The hill railways of India with the narrow tracks zigzagging on what might have once been cart tracks are certainly romantic. An antique steam engine hauls up the train slowly, huffing and puffing all the way. Within a few hours, the train reaches a colorful hill station surrounded by snow-capped peaks, waiting to be conquered.
There are five railway trains that ply in the hilly regions of India. These trains offer a rare experience of rail travel, popularly known as Journey to Paradise. The Darjeeling Hill Railway carries one to the Darjeeling mountains from the hot plains of Calcutta. Rolling on rails only 0.6096 m apart, these Tom Thumb carriages trail precariously behind Stephenson's Rocket.
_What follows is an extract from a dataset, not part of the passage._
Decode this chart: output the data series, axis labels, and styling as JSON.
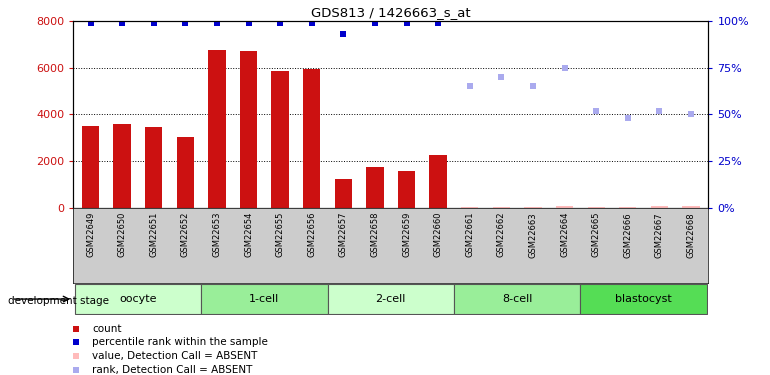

One wonders how this tiny, quaint specimen of rolling locomotive carries one up beyond the clouds.
The Kalka Shimla Railway was brought into service in 1903 to connect Shimla-the British summer time capital of India-with the plains. This line was mostly used during that time to transport the British rulers to the hills to refresh the European constitution and keep the mental faculties alert.
The third hill train connects Pathankot with the Kangra Valley in Himachal Pradesh. This train was opened to public on April 1, 1929. It runs on approximately 0.8-meter gauge and is 165 kilometer in length. The fourth hill train on the meter gauge is from Mettupalayam to Ootacamund or Ooty that runs only from September to April every year. And the fifth one carries passengers from Neral near Mumbai to Matheran.
The Darjeeling Himalayan Railways and its toy trains have immense heritage value. It still uses steam engines, some of which are original. It's 0.6096 meter gauge line covering the area from Siliguri to Darjeeling at a height of 2,074 m has been in operation for well over a hundred years. Both economically and in terms of engineering, this railway line is significant. It was the first of its kind in both areas and it was also the first to be built exclusively with Indian capital. From an engineering point of view, the obstacles overcome in the route automatically prove it to be an engineering marvel. At a number of places, it uses loops and 'Z' type reversing stations to gain elevation.
Running over a distance of 88.48 km, it is one of the longest hill railways that not only passes through the breathtaking Himalayan landscape but also stops at the second highest railway station in the world, the Ghoom station, at a height of 2,257.65 m. It is not just a historical, tourist attraction but also a fully operational line that even today is one of the most important means of transport for the locals.